Le Bourru bienfaisant fu stampato la prima volta nel 1771 "à Paris, chez la Veuve Duchesne, Libraire, me Saint- Jacques, au Tempie du Goût", in 8°, pp. VI- 106; e ristampato ivi più volte dallo stesso libraio-editore. Nel 1772 si ricorda una ristampa a Vienna (Ghelen) e un’altra a Bruxelles (Berghen); nel 1773 le Bourru uscì a Napoli e di nuovo a Parigi ("chez Durand Imprimeur, Libraire, Rue Saint-Jacques"), nel 1774 a Livorno (nel t. VII della Collection de Tragédies, Comédies et Drames choisis etc. "chez Thomas Masi et C.ie"). Altre ristampe, tutte più o meno scorrette, si ricordano a Londra, nel 1779 e nel 1797 (per cura di G. Polidori), e altra nel 1785 (T. Hookam. in 8°, pp. 97). Ma una bibliografìa diligente e completa manca finora. Noi abbiamo seguito fedelmente la prima edizione del 1771, corretta dall’autore, non senza tenere sott’occhio le recenti ristampe di Ernesto Masi (Scelta di Commedie di C. G, Firenze, Le Monnier, 1897, t. II) e di Gius.

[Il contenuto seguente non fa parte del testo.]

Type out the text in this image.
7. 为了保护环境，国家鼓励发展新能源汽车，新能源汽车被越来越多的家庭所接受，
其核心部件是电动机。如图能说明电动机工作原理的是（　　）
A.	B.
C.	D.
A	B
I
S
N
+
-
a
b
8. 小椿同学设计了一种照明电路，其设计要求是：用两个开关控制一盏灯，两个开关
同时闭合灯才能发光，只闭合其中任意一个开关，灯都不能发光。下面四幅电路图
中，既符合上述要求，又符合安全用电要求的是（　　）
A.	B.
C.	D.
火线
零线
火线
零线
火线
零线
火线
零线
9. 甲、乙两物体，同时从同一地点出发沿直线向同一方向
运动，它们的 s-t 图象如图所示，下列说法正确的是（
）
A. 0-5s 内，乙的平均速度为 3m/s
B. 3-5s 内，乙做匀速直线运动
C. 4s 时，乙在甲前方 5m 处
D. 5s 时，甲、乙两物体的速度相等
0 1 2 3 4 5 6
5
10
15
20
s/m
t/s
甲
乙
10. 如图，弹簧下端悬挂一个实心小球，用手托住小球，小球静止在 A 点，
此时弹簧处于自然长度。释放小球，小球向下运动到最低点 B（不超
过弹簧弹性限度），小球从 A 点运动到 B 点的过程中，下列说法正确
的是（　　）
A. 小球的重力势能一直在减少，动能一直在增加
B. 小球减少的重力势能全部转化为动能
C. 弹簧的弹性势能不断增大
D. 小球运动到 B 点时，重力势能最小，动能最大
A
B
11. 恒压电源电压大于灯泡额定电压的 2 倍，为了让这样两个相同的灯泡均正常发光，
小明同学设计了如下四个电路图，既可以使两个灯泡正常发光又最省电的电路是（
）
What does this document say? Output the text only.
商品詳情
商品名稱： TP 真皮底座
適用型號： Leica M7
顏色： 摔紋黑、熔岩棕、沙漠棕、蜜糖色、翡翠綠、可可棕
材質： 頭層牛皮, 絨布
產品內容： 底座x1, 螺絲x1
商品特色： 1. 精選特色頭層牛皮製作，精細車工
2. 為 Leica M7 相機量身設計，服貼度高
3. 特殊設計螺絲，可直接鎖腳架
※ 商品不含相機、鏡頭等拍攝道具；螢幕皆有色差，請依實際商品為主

Lesca (Firenze, Sansoni, 1901): solo abbiamo corretto la grafia di qualche parola, avvertendo in nota a piè di pagina: e abbiamo aggiunto, per facilità di lettura, molti accenti, poiché nel testo originale si trova stampato Valere, premiere, niece, grace ecc. — Per la traduzione del Goldoni stesso, che abbiamo stampato in Appendice, abbiamo pure seguito il testo originale del 1789 (a Parigi, presso la Vedova Duchesne), riprodotto pure nel t. XXIV del Teatro Moderno Applaudito (Venezia, 1798); mentre nelle principali raccolte delle commedie goldoniane, compresa l’ed. Zatta, si ristampò quasi sempre la versione di Pietro Candoni, edita per la prima volta nel 1772 a Venezia dal Savioli, la quale riapparve anche di recente, nel 1908, nell’Antologia goldoniana per cura di Rosolino Guastalla (Livorno, ed. R. Giusti).